Whether a national brand or local business, you have to be prepared for how your business, your employees and your customers will be affected by Mother Nature.
As New York Governor Andrew Cuomo said, “We have a 100-year flood every two years now.” It was a quip with a thread of levity to ease a strained time, but it was also layered with truth. He went on to say: “That is not a political statement; that is a factual statement…We have a new reality when it comes to these weather patterns: We have an old infrastructure, we have old systems. That is not a good combination and that is one of the lessons I will take from this, personally.”
As social media professionals, we are dealing with some of the latest technologies. However, that doesn’t mean our systems and processes are adapted to all modern realities. The following are four takeaways we’ve had the luxury to reflect on while observing with deep empathy from the West Coast.
1. Pretend you have 100 employees. There have been some awfully bad responses to Sandy (see #3 below), but there have been some really human, meaningful ones as well. The folks at Fab continue to make their mark in digital advertising. Their response to Sandy was no different.
Fab has 8 million users after being in business for not even two years. But, for Sandy, it embraced being small. Fab showed the humanness of how Sandy was affecting its business and its more than 600 employees. On his personal blog, Founder Jason Goldberg talked about Fab’s offices one block from the Hudson River, the two warehouses in New Jersey without power, and the 1/3 of Fab employees without power and getting help from the 2/3 with power. See the full post here.
Sometimes, when we get big, we forget how disasters affect individuals. Imagine your company has only 100 employees and is headquartered in the epicenter. Then decide how to act.
2. Turn off auto-posting. As the number of platforms, demographics and geographies we post to become more complex, we increasingly turn to automation tools to help with posting in an efficient and timely manner.

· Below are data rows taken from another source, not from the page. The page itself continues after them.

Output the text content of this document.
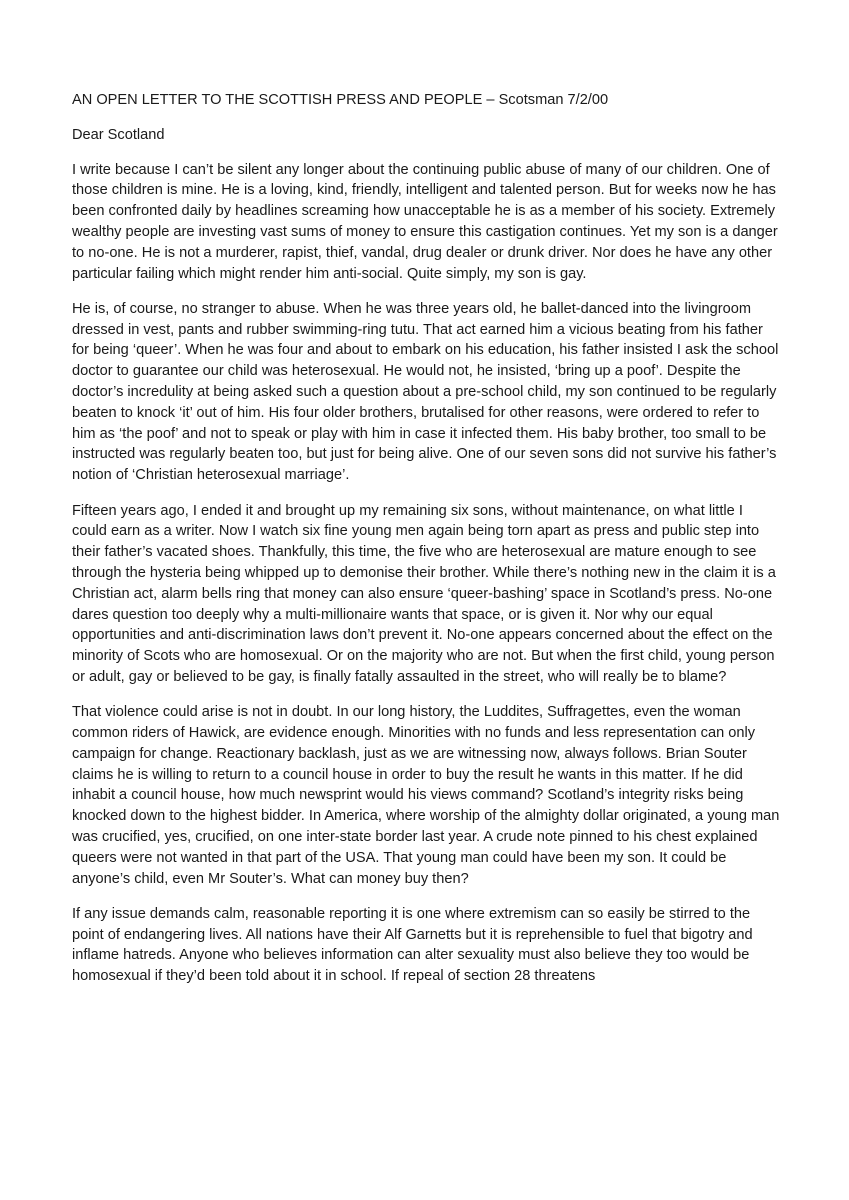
AN OPEN LETTER TO THE SCOTTISH PRESS AND PEOPLE – Scotsman 7/2/00
Dear Scotland

I write because I can’t be silent any longer about the continuing public abuse of many of our children. One of those children is mine. He is a loving, kind, friendly, intelligent and talented person. But for weeks now he has been confronted daily by headlines screaming how unacceptable he is as a member of his society. Extremely wealthy people are investing vast sums of money to ensure this castigation continues. Yet my son is a danger to no-one. He is not a murderer, rapist, thief, vandal, drug dealer or drunk driver. Nor does he have any other particular failing which might render him anti-social. Quite simply, my son is gay.

He is, of course, no stranger to abuse. When he was three years old, he ballet-danced into the livingroom dressed in vest, pants and rubber swimming-ring tutu. That act earned him a vicious beating from his father for being ‘queer’. When he was four and about to embark on his education, his father insisted I ask the school doctor to guarantee our child was heterosexual. He would not, he insisted, ‘bring up a poof’. Despite the doctor’s incredulity at being asked such a question about a pre-school child, my son continued to be regularly beaten to knock ‘it’ out of him. His four older brothers, brutalised for other reasons, were ordered to refer to him as ‘the poof’ and not to speak or play with him in case it infected them. His baby brother, too small to be instructed was regularly beaten too, but just for being alive. One of our seven sons did not survive his father’s notion of ‘Christian heterosexual marriage’.

Fifteen years ago, I ended it and brought up my remaining six sons, without maintenance, on what little I could earn as a writer. Now I watch six fine young men again being torn apart as press and public step into their father’s vacated shoes. Thankfully, this time, the five who are heterosexual are mature enough to see through the hysteria being whipped up to demonise their brother. While there’s nothing new in the claim it is a Christian act, alarm bells ring that money can also ensure ‘queer-bashing’ space in Scotland’s press. No-one dares question too deeply why a multi-millionaire wants that space, or is given it. Nor why our equal opportunities and anti-discrimination laws don’t prevent it. No-one appears concerned about the effect on the minority of Scots who are homosexual. Or on the majority who are not. But when the first child, young person or adult, gay or believed to be gay, is finally fatally assaulted in the street, who will really be to blame?

That violence could arise is not in doubt. In our long history, the Luddites, Suffragettes, even the woman common riders of Hawick, are evidence enough. Minorities with no funds and less representation can only campaign for change. Reactionary backlash, just as we are witnessing now, always follows. Brian Souter claims he is willing to return to a council house in order to buy the result he wants in this matter. If he did inhabit a council house, how much newsprint would his views command? Scotland’s integrity risks being knocked down to the highest bidder. In America, where worship of the almighty dollar originated, a young man was crucified, yes, crucified, on one inter-state border last year. A crude note pinned to his chest explained queers were not wanted in that part of the USA. That young man could have been my son. It could be anyone’s child, even Mr Souter’s. What can money buy then?

If any issue demands calm, reasonable reporting it is one where extremism can so easily be stirred to the point of endangering lives. All nations have their Alf Garnetts but it is reprehensible to fuel that bigotry and inflame hatreds. Anyone who believes information can alter sexuality must also believe they too would be homosexual if they’d been told about it in school. If repeal of section 28 threatens
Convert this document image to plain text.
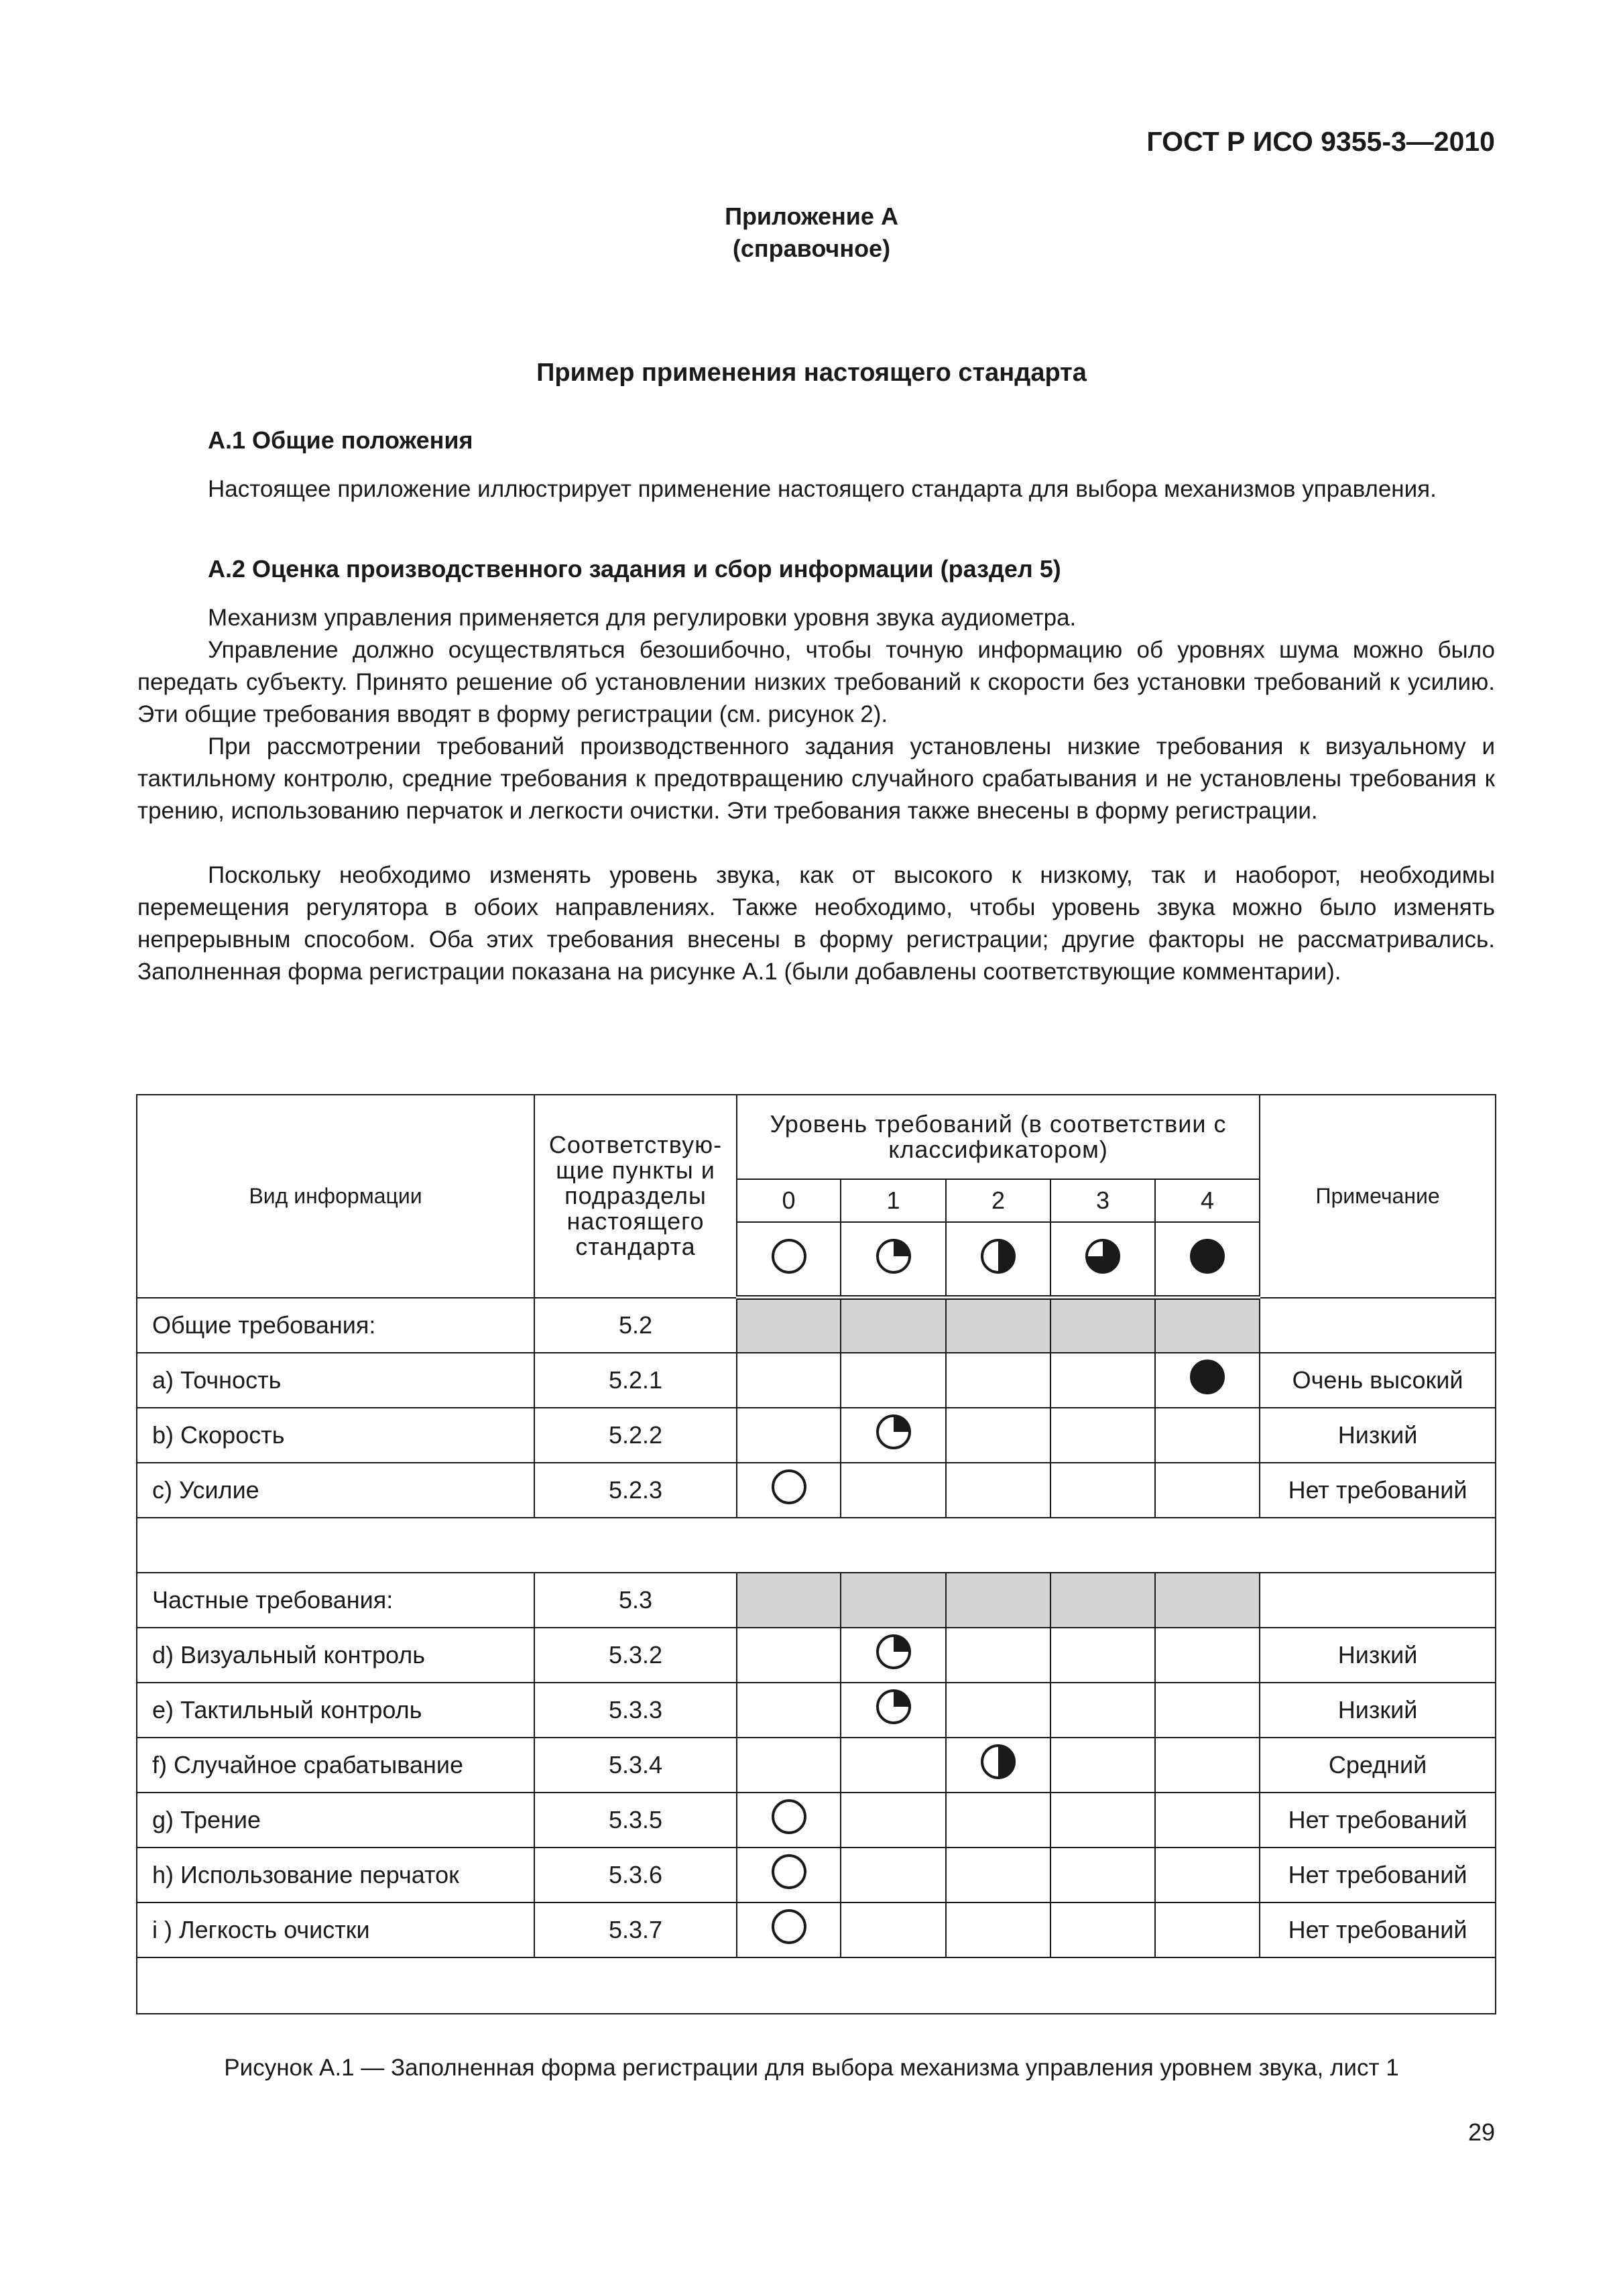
ГОСТ Р ИСО 9355-3—2010
Приложение А
(справочное)
Пример применения настоящего стандарта
А.1 Общие положения
Настоящее приложение иллюстрирует применение настоящего стандарта для выбора механизмов управления.
А.2 Оценка производственного задания и сбор информации (раздел 5)
Механизм управления применяется для регулировки уровня звука аудиометра.
Управление должно осуществляться безошибочно, чтобы точную информацию об уровнях шума можно было передать субъекту. Принято решение об установлении низких требований к скорости без установки требований к усилию. Эти общие требования вводят в форму регистрации (см. рисунок 2).
При рассмотрении требований производственного задания установлены низкие требования к визуальному и тактильному контролю, средние требования к предотвращению случайного срабатывания и не установлены требования к трению, использованию перчаток и легкости очистки. Эти требования также внесены в форму регистрации.
Поскольку необходимо изменять уровень звука, как от высокого к низкому, так и наоборот, необходимы перемещения регулятора в обоих направлениях. Также необходимо, чтобы уровень звука можно было изменять непрерывным способом. Оба этих требования внесены в форму регистрации; другие факторы не рассматривались. Заполненная форма регистрации показана на рисунке А.1 (были добавлены соответствующие комментарии).
Вид информации	Соответствую-щие пункты и подразделы настоящего стандарта	Уровень требований (в соответствии с классификатором)					Примечание
		0	1	2	3	4	

Общие требования:	5.2						
a) Точность	5.2.1						Очень высокий
b) Скорость	5.2.2						Низкий
c) Усилие	5.2.3						Нет требований

Частные требования:	5.3						
d) Визуальный контроль	5.3.2						Низкий
e) Тактильный контроль	5.3.3						Низкий
f) Случайное срабатывание	5.3.4						Средний
g) Трение	5.3.5						Нет требований
h) Использование перчаток	5.3.6						Нет требований
i ) Легкость очистки	5.3.7						Нет требований

Рисунок А.1 — Заполненная форма регистрации для выбора механизма управления уровнем звука, лист 1
29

Some disasters cannot be predicted (earthquakes, terrorism), but many can (tornadoes, ice storms, blizzards). When a potential natural disaster is impending, that’s the time to forsake efficiency and embrace safety.
Turn off all auto-posting to ensure nothing slips through the cracks that would be inappropriate. Best intentions can be sabotaged with a simple act of not paying attention to the details.
3. Don’t be afraid of silence. Sometimes the best action is no action -- a lesson you would think American Apparel would have learned by now.
The ever-classy retailer decided to send out a 20% offer on Monday night of the storm with the copy line “in case you’re bored during the storm” — available for 36 hours with the code “SANDYSALE.”
Gap got in on the action with a tweet saying “All impacted by #Sandy, stay safe! We’ll be doing lots of Gap.com shopping today. How about you?” So did Urban Outfitters on Instagram with a photo that read “This storm blows! But free shipping on al orders doesn’t. Today only! For one day only! Enter ALLSOGGY.”
Don’t be afraid of keeping quiet.
4. Know where your servers sit. Sandy took down many websites — including Huffington Post, Jezebel, Gawker and Gizmodo — thanks to flooding in the basement of Internet service provider Datagram’s building.
A good Web hosting strategy should include contingency plans should your primary servers go down. Most digital marketing is interwoven between social platforms and a company’s hosted website. Make sure there are no weak links in the chain.
On A Personal Note
I can’t say I’ve ever experienced something like Sandy. But, having lived through the ’89 earthquake and extreme flooding of 1995 and 1997 in California, there are definitely aspects that ring familiar. My heart goes out to everyone affected.